Cette manne couvre les bénéfices que l’État grec compte tirer de la privatisation d’une partie de ses actifs publics (loterie, entreprise de production d’eau etc.) ou de son parc immobilier. Athènes doit également recevoir 1,8 milliard de l'UE en février, ainsi que 7 milliards du FMI.
Ces prêts sont, cependant, soumis à une condition : la Grèce doit appliquer la politique de réduction des dépenses prévues. Alexis Tsipras semble peu enclin à obtempérer... Les négociations s’annoncent tendues.

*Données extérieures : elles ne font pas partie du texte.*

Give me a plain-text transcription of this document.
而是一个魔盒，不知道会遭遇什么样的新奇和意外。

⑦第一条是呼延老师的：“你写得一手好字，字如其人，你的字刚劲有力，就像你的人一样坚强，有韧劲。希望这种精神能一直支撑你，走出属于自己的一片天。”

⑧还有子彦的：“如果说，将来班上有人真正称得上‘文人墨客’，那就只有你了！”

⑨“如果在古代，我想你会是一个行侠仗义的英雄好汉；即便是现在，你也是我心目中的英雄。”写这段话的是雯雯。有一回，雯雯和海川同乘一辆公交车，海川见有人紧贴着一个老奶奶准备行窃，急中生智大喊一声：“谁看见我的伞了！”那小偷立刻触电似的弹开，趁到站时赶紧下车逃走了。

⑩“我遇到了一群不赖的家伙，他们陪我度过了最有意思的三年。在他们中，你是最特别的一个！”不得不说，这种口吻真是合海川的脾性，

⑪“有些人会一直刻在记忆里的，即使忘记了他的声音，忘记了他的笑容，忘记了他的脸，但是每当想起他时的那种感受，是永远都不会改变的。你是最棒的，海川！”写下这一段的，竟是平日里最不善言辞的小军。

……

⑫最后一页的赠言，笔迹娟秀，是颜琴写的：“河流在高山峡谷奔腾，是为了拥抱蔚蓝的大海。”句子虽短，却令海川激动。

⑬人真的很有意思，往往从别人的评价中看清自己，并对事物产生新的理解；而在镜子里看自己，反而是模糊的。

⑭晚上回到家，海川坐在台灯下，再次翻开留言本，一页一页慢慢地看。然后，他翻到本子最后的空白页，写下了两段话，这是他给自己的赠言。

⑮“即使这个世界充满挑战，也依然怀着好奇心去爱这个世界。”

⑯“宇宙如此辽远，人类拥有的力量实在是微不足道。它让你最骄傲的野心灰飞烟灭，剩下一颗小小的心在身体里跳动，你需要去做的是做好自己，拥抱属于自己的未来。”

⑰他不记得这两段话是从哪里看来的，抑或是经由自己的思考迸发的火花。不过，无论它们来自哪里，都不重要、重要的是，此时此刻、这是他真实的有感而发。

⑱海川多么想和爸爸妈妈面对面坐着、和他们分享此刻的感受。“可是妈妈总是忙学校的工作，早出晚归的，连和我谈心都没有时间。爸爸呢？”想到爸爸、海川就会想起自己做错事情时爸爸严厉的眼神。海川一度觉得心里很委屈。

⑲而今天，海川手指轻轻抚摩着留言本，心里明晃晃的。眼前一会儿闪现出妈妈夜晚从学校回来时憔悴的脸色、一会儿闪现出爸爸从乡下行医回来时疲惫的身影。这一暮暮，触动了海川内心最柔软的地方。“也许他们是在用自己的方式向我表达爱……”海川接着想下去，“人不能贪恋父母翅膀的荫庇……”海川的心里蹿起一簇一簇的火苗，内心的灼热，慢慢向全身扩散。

Syriza compte sur d'autres ressources financières. Le parti espère tirer près de trois milliards d’euros en plus grâce à une intensification de la lutte contre la fraude fiscale. Il assure aussi que la relance économique va se traduire par trois milliards d’euros supplémentaires de recettes pour l’État. Reste la question du fonds de soutien aux banques : l’Europe a mis en place une ligne de crédit de 11 milliards d’euros pour sauver les institutions financières. Le parti de gauche radicale souhaiterait y puiser pour financer, en partie, son plan de relance.
Conclusion : un simple calcul comptable démontre que Syriza n’a pas les moyens de ses ambitions. À quelque trois milliards d’euros près. D’où l’importance de la phase de négociation qui va débuter entre le nouveau pouvoir hellène et ses créanciers.